Ian Mason ukcrypto at sourcetagged.ian.co.uk
Mon May 20 14:07:23 BST 2013


On May 20, 2013, at 10:49 AM, Chris Edwards wrote:

> On Mon, 20 May 2013, Roland Perry wrote:
>
>> What if the contactless credit card is adjacent to an Oyster or  
>> ITSO card in
>> your wallet?
>
> $workplace uses a mifare card based entry system (wave your wallet
> containing card at door reader).  Last year, I started frequently  
> having
> problems opening doors.  Then I realised this was due to my bank  
> having
> issued a new visa card, which has the "pay-by-wave" logo (looks a  
> bit like
> a WiFi symbol).  Removing this visa card from my wallet reinstated by
> ability to open doors.
>
> I had some idea the protocols specifically catered for multiple  
> cards, and
> that the door card reader would be able to "select" the card it  
> wants to
> talk to.  But if so, this doesn't seem to work very well (for me).
>
>

There are several collision avoidance mechanisms for RFID cards. The  
commonest uses a tree walk strategy where the reader gradually  
enumerates the possible serial number space by repeatedly transmitting  
a request for cards with a defined serial number prefix to reply and  
lengthening the prefix at every attempt.

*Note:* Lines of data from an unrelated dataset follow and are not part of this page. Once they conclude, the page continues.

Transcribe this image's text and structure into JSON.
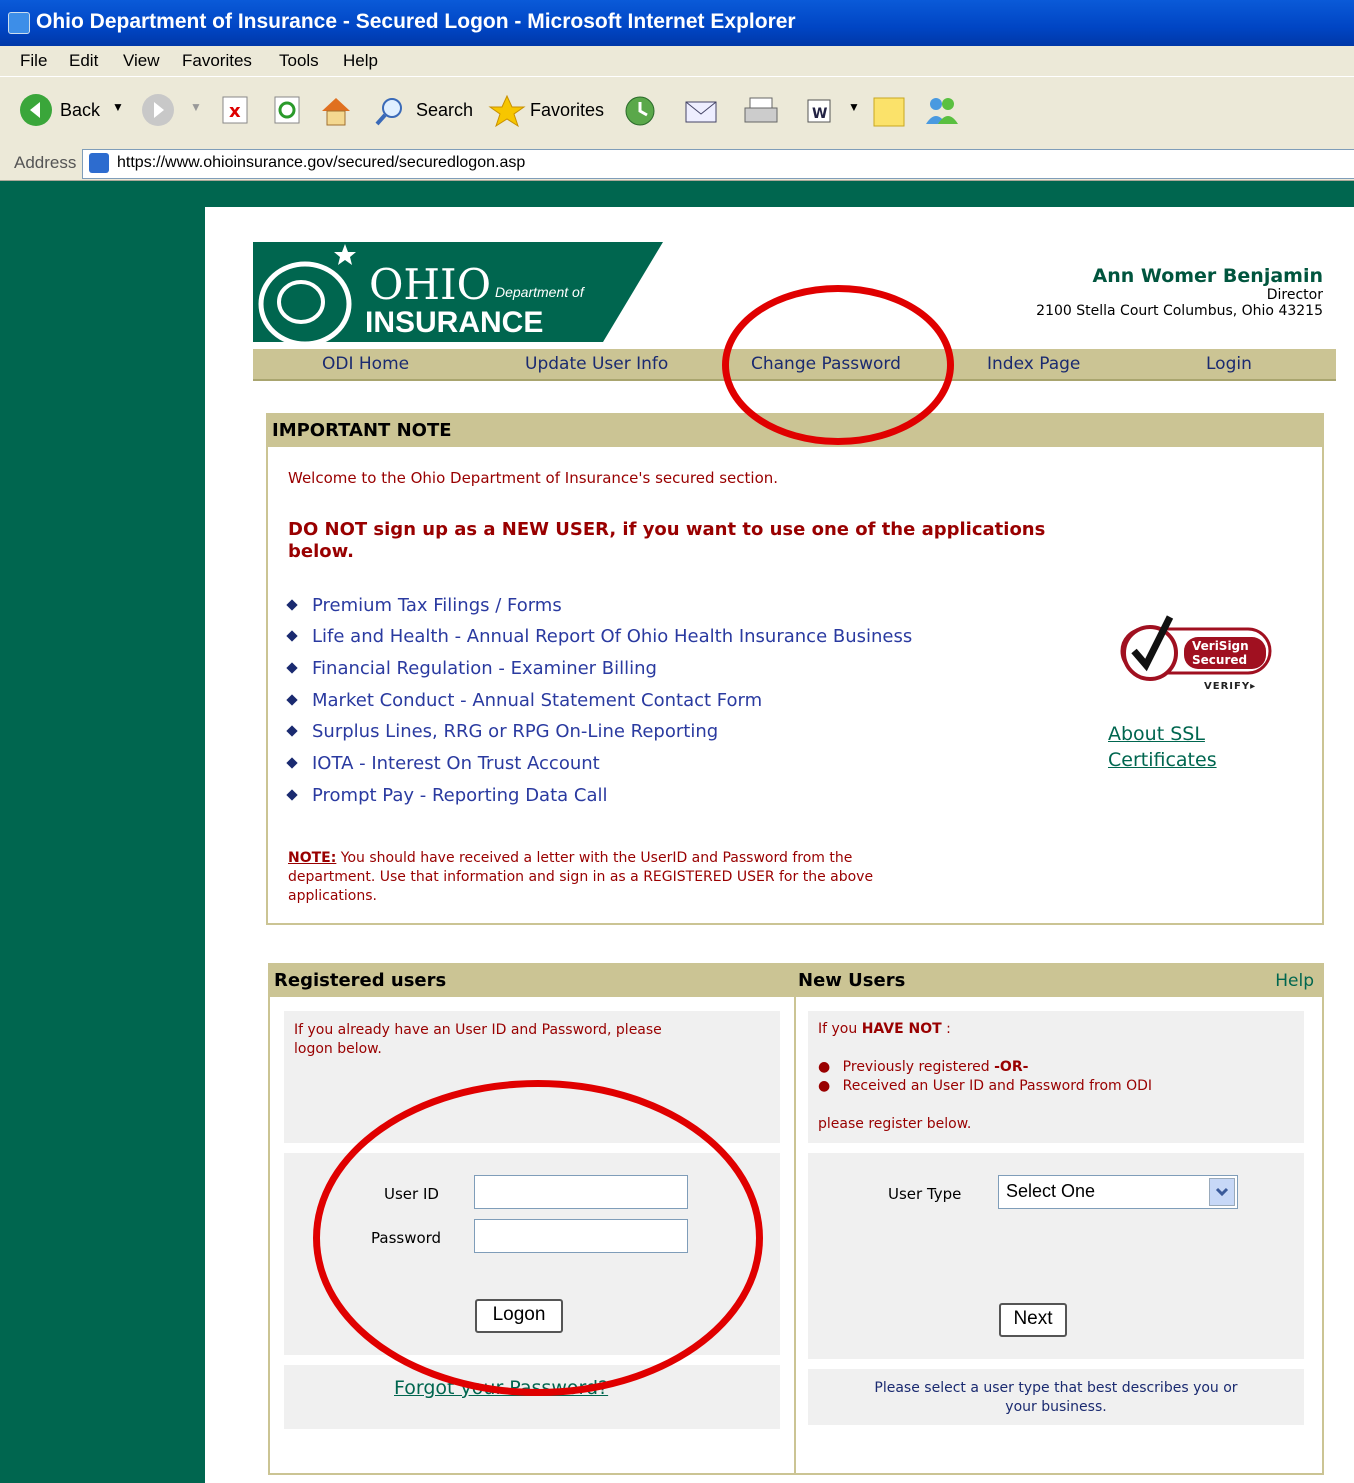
{
  "window": {
    "title": "Ohio Department of Insurance - Secured Logon - Microsoft Internet Explorer"
  },
  "menu": {
    "items": [
      "File",
      "Edit",
      "View",
      "Favorites",
      "Tools",
      "Help"
    ]
  },
  "toolbar": {
    "back_label": "Back",
    "search_label": "Search",
    "favorites_label": "Favorites"
  },
  "address": {
    "label": "Address",
    "url": "https://www.ohioinsurance.gov/secured/securedlogon.asp"
  },
  "header": {
    "logo_ohio": "OHIO",
    "logo_dept": "Department of",
    "logo_insurance": "INSURANCE",
    "director_name": "Ann Womer Benjamin",
    "director_title": "Director",
    "address": "2100 Stella Court Columbus, Ohio 43215"
  },
  "nav": {
    "items": [
      "ODI Home",
      "Update User Info",
      "Change Password",
      "Index Page",
      "Login"
    ]
  },
  "important": {
    "title": "IMPORTANT NOTE",
    "welcome": "Welcome to the Ohio Department of Insurance's secured section.",
    "warning_line1": "DO NOT sign up as a NEW USER, if you want to use one of the applications",
    "warning_line2": "below.",
    "apps": [
      "Premium Tax Filings / Forms",
      "Life and Health - Annual Report Of Ohio Health Insurance Business",
      "Financial Regulation - Examiner Billing",
      "Market Conduct - Annual Statement Contact Form",
      "Surplus Lines, RRG or RPG On-Line Reporting",
      "IOTA - Interest On Trust Account",
      "Prompt Pay - Reporting Data Call"
    ],
    "note_label": "NOTE:",
    "note_line1": " You should have received a letter with the UserID and Password from the",
    "note_line2": "department. Use that information and sign in as a REGISTERED USER for the above",
    "note_line3": "applications.",
    "verisign_line1": "VeriSign",
    "verisign_line2": "Secured",
    "verisign_verify": "VERIFY▸",
    "ssl_line1": "About SSL",
    "ssl_line2": "Certificates"
  },
  "registered": {
    "title": "Registered users",
    "intro_line1": "If you already have an User ID and Password, please",
    "intro_line2": "logon below.",
    "userid_label": "User ID",
    "password_label": "Password",
    "logon_button": "Logon",
    "forgot_link": "Forgot your Password?"
  },
  "newusers": {
    "title": "New Users",
    "help_link": "Help",
    "if_text": "If you ",
    "have_not": "HAVE NOT",
    "colon": " :",
    "bullet1_text": "Previously registered ",
    "bullet1_or": "-OR-",
    "bullet2": "Received an User ID and Password from ODI",
    "register_below": "please register below.",
    "usertype_label": "User Type",
    "usertype_value": "Select One",
    "next_button": "Next",
    "hint_line1": "Please select a user type that best describes you or",
    "hint_line2": "your business."
  }
}
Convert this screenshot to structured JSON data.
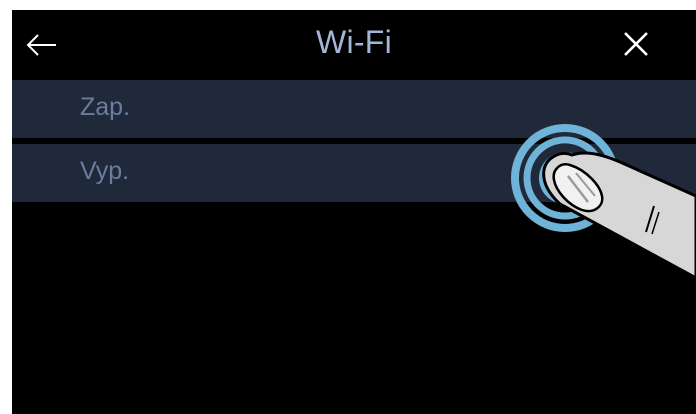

It would look something like  
this:

Reader Tx:	Any cards there?
Reader Rx:	<collision>
Reader Tx:	Any cards with a serial number starting '0' there?
Reader Rx:	<silence>
Reader Tx:	Any cards with a serial number starting '1' there?
Reader Rx:	<collision>
Reader Tx:	Any cards with a serial number starting '10' there?
Reader Rx:	<silence>
Reader Tx:	Any cards with a serial number starting '11' there?
Reader Rx:	<collision>
Reader Tx:	Any cards with a serial number starting '110' there?
Reader Rx:	This is card 11011001...

  This method has the undesirable property that it leaks all but the  
last bit of the serial number of the card it is reading. This being  
leaked by the reader (which will have a much higher transmit power  
than the card) it can be read at much greater distances than replies  
from cards. Using it implies that for a system to be even trivially  
secure, the systems security must not rely on the cards serial number  
being secret. This might seem obvious, but I've seen smart card  
systems that do rely on serial number secrecy.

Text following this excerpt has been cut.